For some reason, your entire extended family is invested in your love life. And, they basically feel entitled to know whether or not you're dating anybody "special." Even if you currently are, you're better off lying and just saying "Nope, not right now!" Otherwise, you can plan on spending your entire meal spilling every single detail about your new significant other — when really, all you want to dish on is seconds.
4. "What happened to that sweet guy you brought home last year?"
We broke up, grandma. Turns out, he wasn't so nice. So, stop asking about him. He's not coming back.
5. "Are there any babies in the near future?"
Whether you're married or you've been single for years, your relatives don't care. They're just itching for a new family member to add to the Thanksgiving table. If you're not planning on babies anytime soon? Well, get ready for that frightening chat about fertility issues, and how you'll "dry up" before you know it. (It's not true, by the way. Everyone can just relax.)
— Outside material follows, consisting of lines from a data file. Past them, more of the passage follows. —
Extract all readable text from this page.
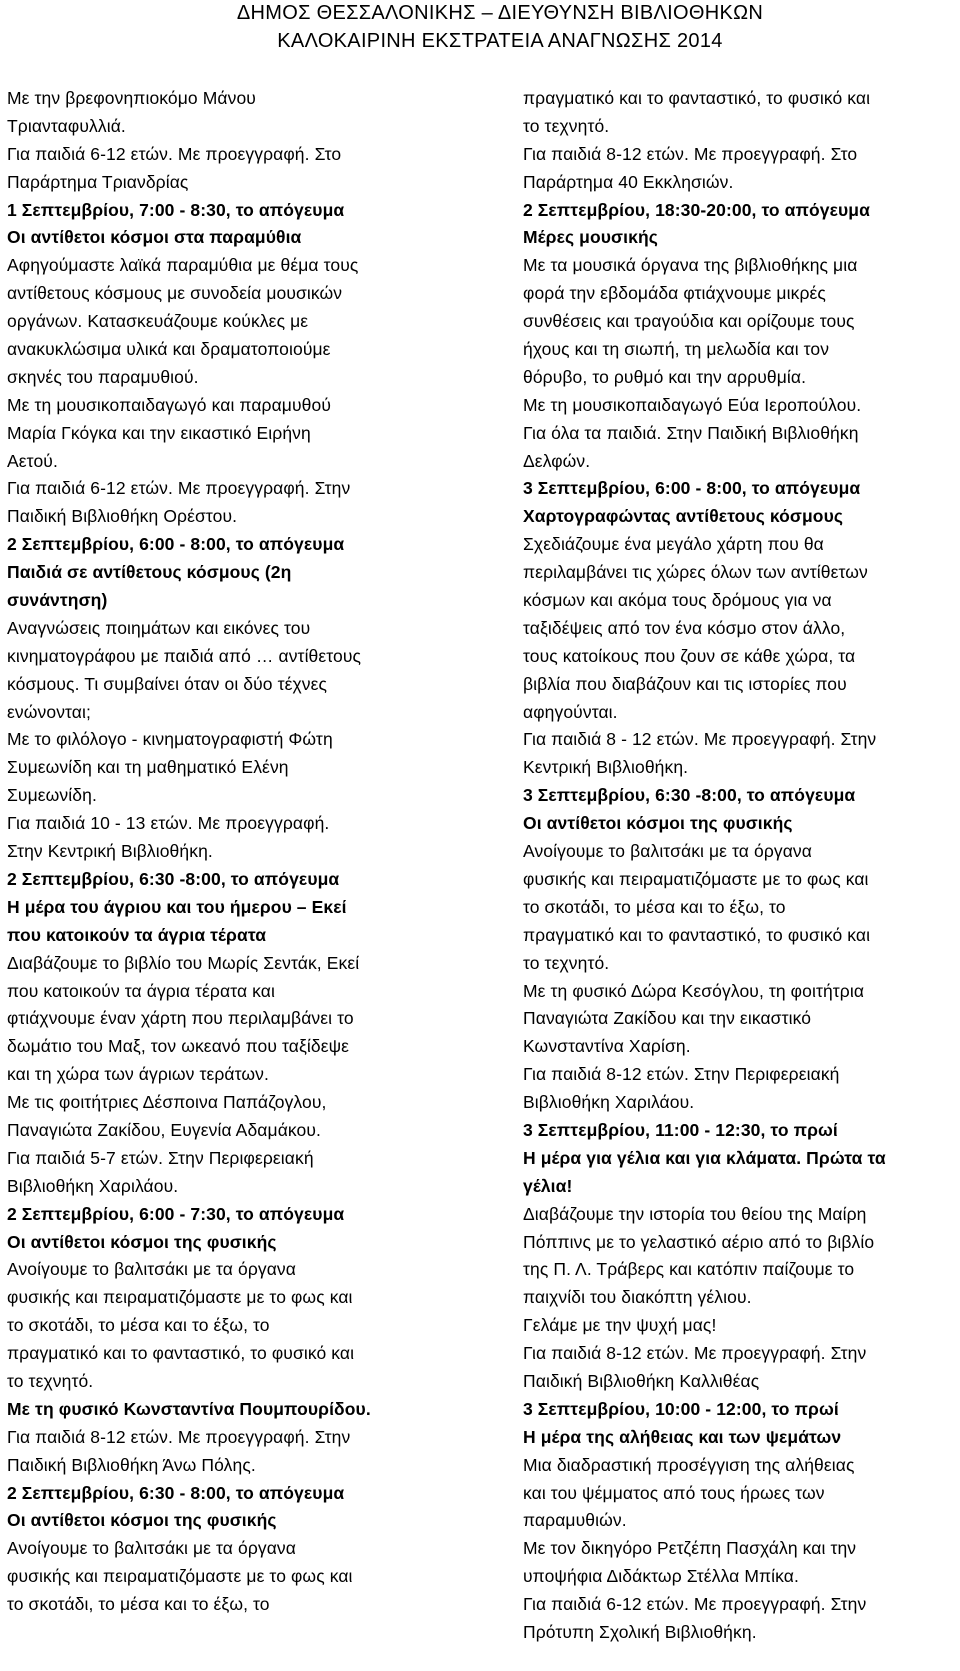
ΔΗΜΟΣ ΘΕΣΣΑΛΟΝΙΚΗΣ – ΔΙΕΥΘΥΝΣΗ ΒΙΒΛΙΟΘΗΚΩΝ
ΚΑΛΟΚΑΙΡΙΝΗ ΕΚΣΤΡΑΤΕΙΑ ΑΝΑΓΝΩΣΗΣ 2014
Με την βρεφονηπιοκόμο Μάνου
Τριανταφυλλιά.
Για παιδιά 6-12 ετών. Με προεγγραφή. Στο
Παράρτημα Τριανδρίας
1 Σεπτεμβρίου, 7:00 - 8:30, το απόγευμα
Οι αντίθετοι κόσμοι στα παραμύθια
Αφηγούμαστε λαϊκά παραμύθια με θέμα τους
αντίθετους κόσμους με συνοδεία μουσικών
οργάνων. Κατασκευάζουμε κούκλες με
ανακυκλώσιμα υλικά και δραματοποιούμε
σκηνές του παραμυθιού.
Με τη μουσικοπαιδαγωγό και παραμυθού
Μαρία Γκόγκα και την εικαστικό Ειρήνη
Αετού.
Για παιδιά 6-12 ετών. Με προεγγραφή. Στην
Παιδική Βιβλιοθήκη Ορέστου.
2 Σεπτεμβρίου, 6:00 - 8:00, το απόγευμα
Παιδιά σε αντίθετους κόσμους (2η
συνάντηση)
Αναγνώσεις ποιημάτων και εικόνες του
κινηματογράφου με παιδιά από … αντίθετους
κόσμους. Τι συμβαίνει όταν οι δύο τέχνες
ενώνονται;
Με το φιλόλογο - κινηματογραφιστή Φώτη
Συμεωνίδη και τη μαθηματικό Ελένη
Συμεωνίδη.
Για παιδιά 10 - 13 ετών. Με προεγγραφή.
Στην Κεντρική Βιβλιοθήκη.
2 Σεπτεμβρίου, 6:30 -8:00, το απόγευμα
Η μέρα του άγριου και του ήμερου – Εκεί
που κατοικούν τα άγρια τέρατα
Διαβάζουμε το βιβλίο του Μωρίς Σεντάκ, Εκεί
που κατοικούν τα άγρια τέρατα και
φτιάχνουμε έναν χάρτη που περιλαμβάνει το
δωμάτιο του Μαξ, τον ωκεανό που ταξίδεψε
και τη χώρα των άγριων τεράτων.
Με τις φοιτήτριες Δέσποινα Παπάζογλου,
Παναγιώτα Ζακίδου, Ευγενία Αδαμάκου.
Για παιδιά 5-7 ετών. Στην Περιφερειακή
Βιβλιοθήκη Χαριλάου.
2 Σεπτεμβρίου, 6:00 - 7:30, το απόγευμα
Οι αντίθετοι κόσμοι της φυσικής
Ανοίγουμε το βαλιτσάκι με τα όργανα
φυσικής και πειραματιζόμαστε με το φως και
το σκοτάδι, το μέσα και το έξω, το
πραγματικό και το φανταστικό, το φυσικό και
το τεχνητό.
Με τη φυσικό Κωνσταντίνα Πουμπουρίδου.
Για παιδιά 8-12 ετών. Με προεγγραφή. Στην
Παιδική Βιβλιοθήκη Άνω Πόλης.
2 Σεπτεμβρίου, 6:30 - 8:00, το απόγευμα
Οι αντίθετοι κόσμοι της φυσικής
Ανοίγουμε το βαλιτσάκι με τα όργανα
φυσικής και πειραματιζόμαστε με το φως και
το σκοτάδι, το μέσα και το έξω, το
πραγματικό και το φανταστικό, το φυσικό και
το τεχνητό.
Για παιδιά 8-12 ετών. Με προεγγραφή. Στο
Παράρτημα 40 Εκκλησιών.
2 Σεπτεμβρίου, 18:30-20:00, το απόγευμα
Μέρες μουσικής
Με τα μουσικά όργανα της βιβλιοθήκης μια
φορά την εβδομάδα φτιάχνουμε μικρές
συνθέσεις και τραγούδια και ορίζουμε τους
ήχους και τη σιωπή, τη μελωδία και τον
θόρυβο, το ρυθμό και την αρρυθμία.
Με τη μουσικοπαιδαγωγό Εύα Ιεροπούλου.
Για όλα τα παιδιά. Στην Παιδική Βιβλιοθήκη
Δελφών.
3 Σεπτεμβρίου, 6:00 - 8:00, το απόγευμα
Χαρτογραφώντας αντίθετους κόσμους
Σχεδιάζουμε ένα μεγάλο χάρτη που θα
περιλαμβάνει τις χώρες όλων των αντίθετων
κόσμων και ακόμα τους δρόμους για να
ταξιδέψεις από τον ένα κόσμο στον άλλο,
τους κατοίκους που ζουν σε κάθε χώρα, τα
βιβλία που διαβάζουν και τις ιστορίες που
αφηγούνται.
Για παιδιά 8 - 12 ετών. Με προεγγραφή. Στην
Κεντρική Βιβλιοθήκη.
3 Σεπτεμβρίου, 6:30 -8:00, το απόγευμα
Οι αντίθετοι κόσμοι της φυσικής
Ανοίγουμε το βαλιτσάκι με τα όργανα
φυσικής και πειραματιζόμαστε με το φως και
το σκοτάδι, το μέσα και το έξω, το
πραγματικό και το φανταστικό, το φυσικό και
το τεχνητό.
Με τη φυσικό Δώρα Κεσόγλου, τη φοιτήτρια
Παναγιώτα Ζακίδου και την εικαστικό
Κωνσταντίνα Χαρίση.
Για παιδιά 8-12 ετών. Στην Περιφερειακή
Βιβλιοθήκη Χαριλάου.
3 Σεπτεμβρίου, 11:00 - 12:30, το πρωί
Η μέρα για γέλια και για κλάματα. Πρώτα τα
γέλια!
Διαβάζουμε την ιστορία του θείου της Μαίρη
Πόππινς με το γελαστικό αέριο από το βιβλίο
της Π. Λ. Τράβερς και κατόπιν παίζουμε το
παιχνίδι του διακόπτη γέλιου.
Γελάμε με την ψυχή μας!
Για παιδιά 8-12 ετών. Με προεγγραφή. Στην
Παιδική Βιβλιοθήκη Καλλιθέας
3 Σεπτεμβρίου, 10:00 - 12:00, το πρωί
Η μέρα της αλήθειας και των ψεμάτων
Μια διαδραστική προσέγγιση της αλήθειας
και του ψέμματος από τους ήρωες των
παραμυθιών.
Με τον δικηγόρο Ρετζέπη Πασχάλη και την
υποψήφια Διδάκτωρ Στέλλα Μπίκα.
Για παιδιά 6-12 ετών. Με προεγγραφή. Στην
Πρότυπη Σχολική Βιβλιοθήκη.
6. "Why don't you move home?"
Home is where the heart is, right? So, your family can't possibly understand why you'd want to live so far away. Why don't you move home to live with your parents? You could save so much money, and your grandma's bridge partner's grandson is newly single. It's perfect!
7. "How often do you call your mother? Are you calling her enough?"
Oh, that inevitable awkward tension that fills the air every time you visit with your extended family. Just because you moved away, you must think that you're just too good for them now. You've left them in the dust. And, it's automatically assumed that you're not keeping your mom in the loop. Aunt Janice, I promise I call her. But, I can't chat with her all day, every day.
8. "Your hair would look so much cuter like this. Is that a tattoo?"
Why do you wear your bangs like that? Why on earth would you ruin your perfect face with that nose piercing? Is that a tattoo they see peeking out? Your answer: who cares? Then, give thanks that this holiday only comes around once a year.